Le ministre des finances fantôme du Labour John McDonnell a lancé un appel direct aux grandes entreprises et l’UE déclarant qu’il était dans l’intérêt national et celui des puissances de l’UE d’œuvrer pour un gouvernement travailliste car : « Nous pensons que nous pouvons obtenir un accord [Brexit] assez rapidement » qui « transformerait l’ambiance, et ce serait sur une base de bénéfice et d’intérêt mutuels ».

L’incapacité de parvenir à un accord sur le Brexit est le résultat de la montée des antagonismes nationaux. Cela explique la ligne dure adoptée par l’UE sur la question de la frontière irlandaise après le Brexit et les dispositifs élaborés par l’Allemagne et la France pour faire face à la sortie désordonnée du Royaume-Uni de l’UE. Merkel a averti mercredi les députés allemands : « En tant qu’un gouvernement responsable et prévenant, il convient d’être en mesure de faire face à tous les scénarios – y compris la possibilité que la Grande-Bretagne quitte l’Union européenne sans accord. »

L’administration Trump s’en est mêlée directement dans le but d’exacerber les divisions au sein de l’UE. Hier, le représentant du commerce américain, Robert Lighthizer, a écrit au Congrès : « Nous avons l’intention d’entamer des négociations avec le Royaume-Uni dès qu’il sera prêt après la sortie de l’Union européenne le 29 mars 2019. »
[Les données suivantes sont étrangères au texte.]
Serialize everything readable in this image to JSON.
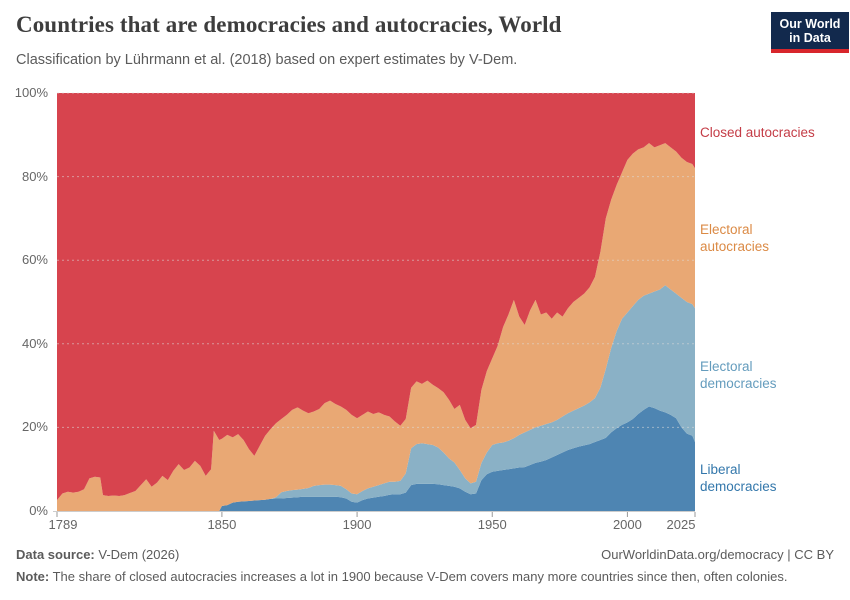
{
  "header": {
    "title": "Countries that are democracies and autocracies, World",
    "subtitle": "Classification by Lührmann et al. (2018) based on expert estimates by V-Dem."
  },
  "logo": {
    "text": "Our World\nin Data",
    "bg_color": "#12294d",
    "bar_color": "#d8262c"
  },
  "legend": {
    "items": [
      {
        "label": "Closed autocracies",
        "color": "#c43c46"
      },
      {
        "label": "Electoral\nautocracies",
        "color": "#db8a45"
      },
      {
        "label": "Electoral\ndemocracies",
        "color": "#649cbd"
      },
      {
        "label": "Liberal\ndemocracies",
        "color": "#3377ab"
      }
    ]
  },
  "footer": {
    "data_source_label": "Data source:",
    "data_source_value": " V-Dem (2026)",
    "link_text": "OurWorldinData.org/democracy | CC BY",
    "note_label": "Note:",
    "note_value": " The share of closed autocracies increases a lot in 1900 because V-Dem covers many more countries since then, often colonies."
  },
  "chart_data": {
    "type": "area",
    "stacked": true,
    "unit": "% of countries",
    "xlim": [
      1789,
      2025
    ],
    "ylim": [
      0,
      100
    ],
    "x_ticks": [
      1789,
      1850,
      1900,
      1950,
      2000,
      2025
    ],
    "y_ticks": [
      0,
      20,
      40,
      60,
      80,
      100
    ],
    "y_tick_suffix": "%",
    "grid": true,
    "legend_position": "right",
    "series": [
      {
        "name": "Liberal democracies",
        "color": "#4e85b2"
      },
      {
        "name": "Electoral democracies",
        "color": "#8ab1c6"
      },
      {
        "name": "Electoral autocracies",
        "color": "#e9a874"
      },
      {
        "name": "Closed autocracies",
        "color": "#d7444e",
        "value": "remainder_to_100"
      }
    ],
    "points_format": [
      "year",
      "liberal_democracies_pct",
      "electoral_democracies_pct",
      "electoral_autocracies_pct"
    ],
    "points": [
      [
        1789,
        0,
        0,
        2.6
      ],
      [
        1791,
        0,
        0,
        4.2
      ],
      [
        1793,
        0,
        0,
        4.6
      ],
      [
        1795,
        0,
        0,
        4.4
      ],
      [
        1797,
        0,
        0,
        4.6
      ],
      [
        1799,
        0,
        0,
        5.2
      ],
      [
        1801,
        0,
        0,
        7.8
      ],
      [
        1803,
        0,
        0,
        8.2
      ],
      [
        1805,
        0,
        0,
        8.0
      ],
      [
        1806,
        0,
        0,
        3.8
      ],
      [
        1808,
        0,
        0,
        3.6
      ],
      [
        1810,
        0,
        0,
        3.7
      ],
      [
        1812,
        0,
        0,
        3.6
      ],
      [
        1814,
        0,
        0,
        3.8
      ],
      [
        1816,
        0,
        0,
        4.3
      ],
      [
        1818,
        0,
        0,
        4.8
      ],
      [
        1820,
        0,
        0,
        6.2
      ],
      [
        1822,
        0,
        0,
        7.6
      ],
      [
        1824,
        0,
        0,
        5.8
      ],
      [
        1826,
        0,
        0,
        6.8
      ],
      [
        1828,
        0,
        0,
        8.4
      ],
      [
        1830,
        0,
        0,
        7.4
      ],
      [
        1832,
        0,
        0,
        9.6
      ],
      [
        1834,
        0,
        0,
        11.2
      ],
      [
        1836,
        0,
        0,
        9.8
      ],
      [
        1838,
        0,
        0,
        10.4
      ],
      [
        1840,
        0,
        0,
        12.0
      ],
      [
        1842,
        0,
        0,
        10.8
      ],
      [
        1844,
        0,
        0,
        8.4
      ],
      [
        1846,
        0,
        0,
        10.0
      ],
      [
        1847,
        0,
        0,
        19.2
      ],
      [
        1849,
        0,
        0,
        17.0
      ],
      [
        1850,
        1.2,
        0,
        16.1
      ],
      [
        1852,
        1.4,
        0,
        16.8
      ],
      [
        1854,
        2.0,
        0,
        15.6
      ],
      [
        1856,
        2.2,
        0,
        16.2
      ],
      [
        1858,
        2.3,
        0,
        14.7
      ],
      [
        1860,
        2.4,
        0,
        12.4
      ],
      [
        1862,
        2.5,
        0,
        10.7
      ],
      [
        1864,
        2.6,
        0,
        13.0
      ],
      [
        1866,
        2.7,
        0,
        15.3
      ],
      [
        1868,
        2.9,
        0,
        16.7
      ],
      [
        1870,
        3.0,
        0.3,
        17.7
      ],
      [
        1872,
        3.0,
        1.5,
        17.5
      ],
      [
        1874,
        3.1,
        1.7,
        18.2
      ],
      [
        1876,
        3.2,
        1.8,
        19.2
      ],
      [
        1878,
        3.3,
        1.8,
        19.7
      ],
      [
        1880,
        3.4,
        1.9,
        18.7
      ],
      [
        1882,
        3.4,
        2.1,
        17.9
      ],
      [
        1884,
        3.4,
        2.6,
        17.8
      ],
      [
        1886,
        3.4,
        2.8,
        18.2
      ],
      [
        1888,
        3.4,
        2.9,
        19.5
      ],
      [
        1890,
        3.4,
        2.9,
        20.1
      ],
      [
        1892,
        3.4,
        2.8,
        19.4
      ],
      [
        1894,
        3.3,
        2.7,
        19.0
      ],
      [
        1896,
        3.0,
        2.2,
        19.0
      ],
      [
        1898,
        2.2,
        2.0,
        18.8
      ],
      [
        1900,
        2.0,
        2.0,
        18.2
      ],
      [
        1902,
        2.6,
        2.2,
        18.2
      ],
      [
        1904,
        3.0,
        2.4,
        18.4
      ],
      [
        1906,
        3.2,
        2.6,
        17.4
      ],
      [
        1908,
        3.4,
        2.8,
        17.4
      ],
      [
        1910,
        3.6,
        3.0,
        16.4
      ],
      [
        1912,
        3.9,
        3.1,
        15.6
      ],
      [
        1914,
        4.0,
        3.0,
        14.4
      ],
      [
        1916,
        4.0,
        3.2,
        13.2
      ],
      [
        1918,
        4.4,
        4.6,
        13.0
      ],
      [
        1920,
        6.2,
        8.8,
        14.5
      ],
      [
        1922,
        6.5,
        9.5,
        15.0
      ],
      [
        1924,
        6.5,
        9.7,
        14.2
      ],
      [
        1926,
        6.5,
        9.5,
        15.2
      ],
      [
        1928,
        6.5,
        9.3,
        14.4
      ],
      [
        1930,
        6.4,
        8.8,
        14.2
      ],
      [
        1932,
        6.2,
        7.8,
        14.4
      ],
      [
        1934,
        6.0,
        6.6,
        14.0
      ],
      [
        1936,
        5.8,
        5.8,
        12.8
      ],
      [
        1938,
        5.4,
        4.4,
        15.6
      ],
      [
        1940,
        4.6,
        3.2,
        14.0
      ],
      [
        1942,
        4.0,
        2.6,
        13.2
      ],
      [
        1944,
        4.2,
        2.8,
        13.6
      ],
      [
        1946,
        7.4,
        4.1,
        17.5
      ],
      [
        1948,
        8.8,
        5.2,
        19.5
      ],
      [
        1950,
        9.4,
        6.4,
        20.7
      ],
      [
        1952,
        9.6,
        6.6,
        23.3
      ],
      [
        1954,
        9.8,
        6.6,
        27.6
      ],
      [
        1956,
        10.0,
        6.8,
        30.2
      ],
      [
        1958,
        10.2,
        7.2,
        33.1
      ],
      [
        1960,
        10.4,
        7.8,
        28.3
      ],
      [
        1962,
        10.5,
        8.3,
        25.7
      ],
      [
        1964,
        11.0,
        8.4,
        28.6
      ],
      [
        1966,
        11.5,
        8.5,
        30.5
      ],
      [
        1968,
        11.8,
        8.6,
        26.6
      ],
      [
        1970,
        12.2,
        8.6,
        26.7
      ],
      [
        1972,
        12.8,
        8.4,
        24.8
      ],
      [
        1974,
        13.4,
        8.4,
        25.7
      ],
      [
        1976,
        14.0,
        8.6,
        23.9
      ],
      [
        1978,
        14.6,
        8.8,
        25.1
      ],
      [
        1980,
        15.0,
        9.0,
        26.0
      ],
      [
        1982,
        15.4,
        9.2,
        26.4
      ],
      [
        1984,
        15.7,
        9.5,
        26.8
      ],
      [
        1986,
        16.0,
        10.0,
        27.5
      ],
      [
        1988,
        16.5,
        10.5,
        29.0
      ],
      [
        1990,
        17.0,
        12.5,
        32.5
      ],
      [
        1992,
        17.5,
        16.5,
        36.0
      ],
      [
        1994,
        18.8,
        20.2,
        35.5
      ],
      [
        1996,
        19.8,
        23.2,
        35.0
      ],
      [
        1998,
        20.6,
        25.4,
        35.0
      ],
      [
        2000,
        21.2,
        26.3,
        36.5
      ],
      [
        2002,
        22.0,
        27.0,
        36.5
      ],
      [
        2004,
        23.2,
        27.3,
        36.0
      ],
      [
        2006,
        24.2,
        27.3,
        35.5
      ],
      [
        2008,
        25.0,
        27.0,
        36.0
      ],
      [
        2010,
        24.6,
        27.9,
        34.5
      ],
      [
        2012,
        24.0,
        29.0,
        34.5
      ],
      [
        2014,
        23.6,
        30.4,
        34.0
      ],
      [
        2016,
        23.0,
        30.0,
        34.0
      ],
      [
        2018,
        22.2,
        29.8,
        34.0
      ],
      [
        2020,
        20.0,
        31.0,
        33.5
      ],
      [
        2022,
        18.5,
        31.5,
        33.5
      ],
      [
        2024,
        18.0,
        31.5,
        33.5
      ],
      [
        2025,
        16.5,
        32.0,
        33.5
      ]
    ]
  }
}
La classe ouvrière doit s’opposer aux deux camps de la classe dirigeante, celui de vouloir rester (Remain) autant que celui de vouloir quitter (Brexit) l’UE. Ni l’un ni l’autre ne propose aucune voie menant à autre chose qu’un avenir de tensions nationales grandissantes et de conflits commerciaux et militaires. Ils n’envisagent que de faire augmenter l’exploitation des travailleurs et une austérité accrue afin que les entreprises puissent être compétitives au niveau international. Les travailleurs et les jeunes doivent opposer leur propre stratégie aux plans de l’élite dirigeante, fondée sur l’unité transfrontalière des travailleurs à travers la perspective des États socialistes unis d’Europe.